How to continue scraping the next URL if one URL is return a 404 when using IronWebScraper

228 Views Asked by At

I'm building a small scraper that navigates through a set of URL.

Currently I've something like:

public class MyScraper: WebScraper{
    private Queue<String> _urlToParse = new Queue<String>();

    public override void Init(){
        //Initializing _urlToParse with more than 1000 URLs
        Request(_urlToParse.Dequeue(), Parse);
    }
    
    public override void Parse(Response response){
        if(response.WasSuccessful){
            //...Parsing
        }else{
            //logging error
        }
        
        Request(_urlToParse.Dequeue(), Parse);
    }
}

But the Parse Method isn't called when I receive a 404 error.

Consequence:

  1. I cannot log the error(and when Going out the first Request call, I've no way to know if it has been successfull
  2. The next URL is not parsed

I was thinking that I would go to the Parse method with response.WasSuccessful = false and then be able to check the status code.

How should I do to handle this 404?

1

There are 1 best solutions below

5
David Specht On

The only way I could find to log the failed Url is to override the Log(string Message, LogLevel Type) method. There doesn't appear to be a good reason to have response.WasSuccessful. As you said it only appears to call Parse() when it is succesful.
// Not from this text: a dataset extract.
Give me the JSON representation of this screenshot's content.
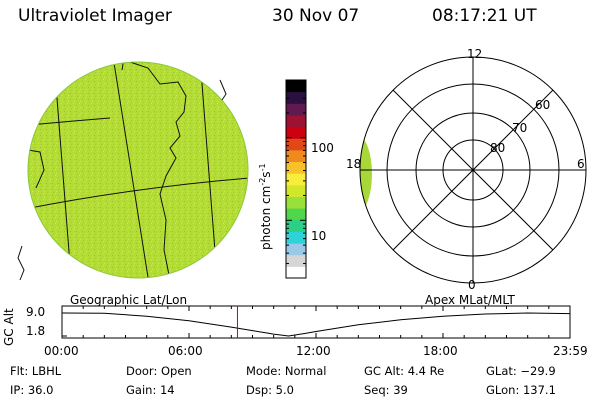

public class MyScraper : WebScraper
{
    private Queue<string> _urlToParse = new Queue<string>();

    public override void Init()
    {
        _urlToParse.Enqueue("https://stackoverflow.com/");
        _urlToParse.Enqueue("https://stackoverflow.com/nothing");
        _urlToParse.Enqueue("https://google.com/");

        Request(_urlToParse.Dequeue(), Parse); 
    }

    public override void Parse(Response response)
    {            
        Console.WriteLine("Handeling response");

        if (_urlToParse.Count > 0)
        {
            Request(_urlToParse.Dequeue(), Parse);
        }            
    }

    public override void Log(string Message, LogLevel Type)
    {
        if (Type.HasFlag(LogLevel.Critical) & Message.StartsWith("Url failed permanently"))
        {
            Console.WriteLine($"Logging failed Url: {Message}");

            if (_urlToParse.Count > 0)
            {
                Request(_urlToParse.Dequeue(), Parse);
            }
        }
    }
}

Another option is it appears that WebScraper has a MaxHttpConnectionLimit that you could use to make sure it was only opening one connection at a time.

public class MyScraper : WebScraper
{
    public override void Init()
    {
        MaxHttpConnectionLimit = 1;

        var urls = new string[]
        {
            "https://stackoverflow.com/",
            "https://stackoverflow.com/nothing",
            "https://google.com/"
        };

        Request(urls, Parse); 
    }

    public override void Parse(Response response)
    {            
        Console.WriteLine("Handeling response");
    }

    public override void Log(string Message, LogLevel Type)
    {
        if (Type.HasFlag(LogLevel.Critical) & Message.StartsWith("Url failed permanently"))
        {
            Console.WriteLine($"Logging failed Url: {Message}");
        }

        base.Log(Message, Type);
    }
}